We will be delving into the ecology and environmental history of Pittsburgh through examination of these neighborhoods as well as the city as a whole. We will use artworks, maps, and photographic evidence from various periods in our city’s past, examining these chosen artifacts from these various periods to research where we started, where we have been, where we are now, and where we might be going in the future. Through the lenses of the artworks and other artifacts, my goal is to for my students, along with myself, to take a deeper look at how those various influences of capitalism, industry, topography, and geography have shaped our neighborhoods along with how these factors influenced the connection and separation of those neighborhoods.
Educators are always looking for ways to maximize their student potential as well as teaching their content in a meaningful and interesting way. I have almost always seemed to have a great deal of success when I am able to find ways for students to connect themselves to their surroundings and give students the power and ability to uniquely tell their own stories and to show me (and the world) their connections to their neighborhoods, communities, the larger city, and the world outside. What better way to connect students to their past than to encourage research and creation using their home as inspiration?

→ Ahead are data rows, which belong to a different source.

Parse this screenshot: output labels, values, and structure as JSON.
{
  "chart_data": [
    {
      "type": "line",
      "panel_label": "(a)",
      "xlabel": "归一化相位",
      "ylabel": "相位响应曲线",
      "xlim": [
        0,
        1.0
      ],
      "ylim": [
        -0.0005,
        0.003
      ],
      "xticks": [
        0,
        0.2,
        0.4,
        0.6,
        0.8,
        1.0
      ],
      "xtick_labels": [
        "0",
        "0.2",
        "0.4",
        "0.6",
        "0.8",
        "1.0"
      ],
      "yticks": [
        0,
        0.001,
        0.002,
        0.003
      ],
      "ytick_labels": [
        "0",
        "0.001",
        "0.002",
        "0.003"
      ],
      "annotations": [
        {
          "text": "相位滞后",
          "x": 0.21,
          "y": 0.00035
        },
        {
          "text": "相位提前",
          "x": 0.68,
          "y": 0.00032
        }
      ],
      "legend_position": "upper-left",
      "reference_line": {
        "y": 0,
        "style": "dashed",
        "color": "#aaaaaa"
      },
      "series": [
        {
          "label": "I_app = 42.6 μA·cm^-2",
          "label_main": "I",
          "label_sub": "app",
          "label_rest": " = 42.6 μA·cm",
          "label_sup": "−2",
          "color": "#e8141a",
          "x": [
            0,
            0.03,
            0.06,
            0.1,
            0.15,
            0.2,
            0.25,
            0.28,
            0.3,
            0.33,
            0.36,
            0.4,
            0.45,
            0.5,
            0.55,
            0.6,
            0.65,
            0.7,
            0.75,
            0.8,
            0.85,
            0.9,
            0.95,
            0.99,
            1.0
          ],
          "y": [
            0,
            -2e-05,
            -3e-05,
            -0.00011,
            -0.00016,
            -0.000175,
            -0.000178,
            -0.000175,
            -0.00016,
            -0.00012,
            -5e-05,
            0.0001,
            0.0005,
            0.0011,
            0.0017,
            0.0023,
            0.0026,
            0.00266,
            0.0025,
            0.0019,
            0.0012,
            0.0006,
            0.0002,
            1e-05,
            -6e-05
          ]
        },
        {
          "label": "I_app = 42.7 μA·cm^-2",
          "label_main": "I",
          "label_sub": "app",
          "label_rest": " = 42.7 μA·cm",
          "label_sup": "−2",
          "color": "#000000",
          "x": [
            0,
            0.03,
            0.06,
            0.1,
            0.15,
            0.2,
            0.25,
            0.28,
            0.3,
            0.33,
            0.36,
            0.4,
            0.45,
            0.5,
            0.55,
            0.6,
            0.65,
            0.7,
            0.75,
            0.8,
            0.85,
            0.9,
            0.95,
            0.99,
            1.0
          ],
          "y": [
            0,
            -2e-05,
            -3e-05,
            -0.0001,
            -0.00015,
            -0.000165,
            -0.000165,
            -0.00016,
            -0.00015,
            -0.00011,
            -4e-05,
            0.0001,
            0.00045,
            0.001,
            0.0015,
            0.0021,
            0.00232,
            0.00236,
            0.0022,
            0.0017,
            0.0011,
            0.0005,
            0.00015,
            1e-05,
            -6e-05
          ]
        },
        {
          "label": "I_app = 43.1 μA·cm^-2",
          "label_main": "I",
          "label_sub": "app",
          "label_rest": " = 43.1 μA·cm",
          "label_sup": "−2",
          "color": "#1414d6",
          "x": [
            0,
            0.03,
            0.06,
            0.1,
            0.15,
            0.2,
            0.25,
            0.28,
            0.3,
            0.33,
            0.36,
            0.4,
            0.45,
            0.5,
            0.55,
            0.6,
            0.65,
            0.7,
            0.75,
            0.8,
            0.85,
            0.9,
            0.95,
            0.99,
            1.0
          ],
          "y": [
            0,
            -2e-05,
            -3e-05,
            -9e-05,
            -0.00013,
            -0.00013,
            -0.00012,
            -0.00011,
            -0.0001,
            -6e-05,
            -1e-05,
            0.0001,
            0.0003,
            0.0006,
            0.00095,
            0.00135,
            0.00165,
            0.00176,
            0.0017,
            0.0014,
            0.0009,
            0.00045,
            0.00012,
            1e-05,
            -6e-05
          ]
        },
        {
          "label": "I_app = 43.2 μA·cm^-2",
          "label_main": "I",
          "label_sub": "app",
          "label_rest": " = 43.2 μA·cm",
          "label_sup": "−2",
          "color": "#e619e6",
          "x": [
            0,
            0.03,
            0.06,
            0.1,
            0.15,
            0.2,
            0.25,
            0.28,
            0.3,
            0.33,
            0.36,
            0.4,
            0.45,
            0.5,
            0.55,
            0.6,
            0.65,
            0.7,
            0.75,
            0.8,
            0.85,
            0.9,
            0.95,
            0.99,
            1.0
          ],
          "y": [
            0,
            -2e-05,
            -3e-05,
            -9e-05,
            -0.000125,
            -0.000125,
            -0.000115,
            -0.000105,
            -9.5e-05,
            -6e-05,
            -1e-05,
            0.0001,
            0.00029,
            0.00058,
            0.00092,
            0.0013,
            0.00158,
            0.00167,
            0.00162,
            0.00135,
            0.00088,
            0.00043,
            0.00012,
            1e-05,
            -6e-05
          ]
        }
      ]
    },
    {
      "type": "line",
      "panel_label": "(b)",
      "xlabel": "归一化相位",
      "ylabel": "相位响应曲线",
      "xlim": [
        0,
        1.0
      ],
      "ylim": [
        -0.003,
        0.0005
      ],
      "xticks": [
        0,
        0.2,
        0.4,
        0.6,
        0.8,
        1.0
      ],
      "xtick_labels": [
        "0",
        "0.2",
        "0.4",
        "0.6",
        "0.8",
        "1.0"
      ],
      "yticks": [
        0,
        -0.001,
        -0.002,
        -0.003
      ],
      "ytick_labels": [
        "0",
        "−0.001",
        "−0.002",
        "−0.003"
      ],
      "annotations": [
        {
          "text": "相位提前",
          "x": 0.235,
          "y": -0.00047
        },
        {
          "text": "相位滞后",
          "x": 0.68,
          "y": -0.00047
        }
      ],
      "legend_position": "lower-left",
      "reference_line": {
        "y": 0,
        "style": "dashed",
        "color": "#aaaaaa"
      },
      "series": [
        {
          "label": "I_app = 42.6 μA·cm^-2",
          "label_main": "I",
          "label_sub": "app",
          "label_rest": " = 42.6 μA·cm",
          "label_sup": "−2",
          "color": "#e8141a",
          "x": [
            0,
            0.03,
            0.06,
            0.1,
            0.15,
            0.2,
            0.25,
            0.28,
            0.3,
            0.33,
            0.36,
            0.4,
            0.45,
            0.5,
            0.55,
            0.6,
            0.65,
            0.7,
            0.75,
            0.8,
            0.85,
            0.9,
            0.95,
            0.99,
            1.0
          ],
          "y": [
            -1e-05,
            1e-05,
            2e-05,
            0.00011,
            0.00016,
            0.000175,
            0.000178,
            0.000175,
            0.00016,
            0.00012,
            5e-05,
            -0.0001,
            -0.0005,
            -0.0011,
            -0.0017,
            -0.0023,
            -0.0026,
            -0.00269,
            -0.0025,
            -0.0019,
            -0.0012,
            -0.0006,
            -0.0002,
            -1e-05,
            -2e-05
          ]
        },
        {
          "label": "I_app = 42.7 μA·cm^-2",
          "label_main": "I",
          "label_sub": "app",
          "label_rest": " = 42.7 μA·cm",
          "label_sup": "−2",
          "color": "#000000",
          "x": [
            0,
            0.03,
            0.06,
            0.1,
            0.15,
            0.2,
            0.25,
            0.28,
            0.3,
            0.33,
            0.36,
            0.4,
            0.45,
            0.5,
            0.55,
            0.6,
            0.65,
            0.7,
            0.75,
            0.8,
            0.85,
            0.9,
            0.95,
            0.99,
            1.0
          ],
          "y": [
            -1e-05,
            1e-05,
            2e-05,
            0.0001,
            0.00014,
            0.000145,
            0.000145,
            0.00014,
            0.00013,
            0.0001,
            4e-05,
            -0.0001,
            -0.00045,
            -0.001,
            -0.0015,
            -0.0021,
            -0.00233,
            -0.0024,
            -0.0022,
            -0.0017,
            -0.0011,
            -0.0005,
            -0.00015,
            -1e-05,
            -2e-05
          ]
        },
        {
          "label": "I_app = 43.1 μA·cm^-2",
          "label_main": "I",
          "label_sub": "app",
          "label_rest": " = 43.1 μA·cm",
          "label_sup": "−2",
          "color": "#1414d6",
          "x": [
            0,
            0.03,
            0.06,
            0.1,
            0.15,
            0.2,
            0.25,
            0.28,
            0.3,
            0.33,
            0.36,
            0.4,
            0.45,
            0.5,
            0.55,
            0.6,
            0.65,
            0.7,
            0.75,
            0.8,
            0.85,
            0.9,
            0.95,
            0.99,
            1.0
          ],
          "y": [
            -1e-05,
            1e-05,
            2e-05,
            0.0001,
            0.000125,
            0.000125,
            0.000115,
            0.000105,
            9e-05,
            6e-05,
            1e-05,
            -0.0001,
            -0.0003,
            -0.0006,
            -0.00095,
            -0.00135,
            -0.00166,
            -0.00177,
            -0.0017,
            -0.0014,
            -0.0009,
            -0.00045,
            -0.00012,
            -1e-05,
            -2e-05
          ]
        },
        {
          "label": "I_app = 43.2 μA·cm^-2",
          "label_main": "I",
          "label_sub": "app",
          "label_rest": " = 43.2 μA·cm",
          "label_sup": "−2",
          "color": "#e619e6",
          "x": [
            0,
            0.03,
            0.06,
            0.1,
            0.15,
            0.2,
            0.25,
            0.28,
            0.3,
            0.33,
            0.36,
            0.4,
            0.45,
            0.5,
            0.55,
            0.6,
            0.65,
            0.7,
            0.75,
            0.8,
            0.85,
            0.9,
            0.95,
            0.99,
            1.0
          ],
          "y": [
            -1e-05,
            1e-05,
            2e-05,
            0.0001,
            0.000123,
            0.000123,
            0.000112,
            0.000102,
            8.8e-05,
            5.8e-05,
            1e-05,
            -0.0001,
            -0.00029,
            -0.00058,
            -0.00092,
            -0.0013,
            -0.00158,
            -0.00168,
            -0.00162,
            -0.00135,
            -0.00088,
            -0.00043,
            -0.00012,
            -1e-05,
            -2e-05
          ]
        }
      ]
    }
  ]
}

Our school population mostly represents the East End of Pittsburgh but we have students that represent almost every neighborhood in the city. Although, in the past, I have implemented projects that touch on student connection to their neighborhoods, we have never delved quite this deeply into the creation and connection of the neighborhoods in our city. I am most excited to be able to go through this process right beside my students and be able to look more deeply into the creation and history of my own neighborhood which became a borough in 1904 and was voted in a part of the city in 1926.2 I will use my own neighborhood as an example for our first activity.
The unit will culminate with students depicting their own street and/or neighborhood in a project inspired by Romare Bearden’s pieces ‘The Block’ and ‘Pittsburgh Memories’. Students will use the research from their sketchbooks to create their collage representation. They will be given the choice of whether to depict the present, past, or future as long as their final piece is based on the research that we compiled through the first two activities in the unit.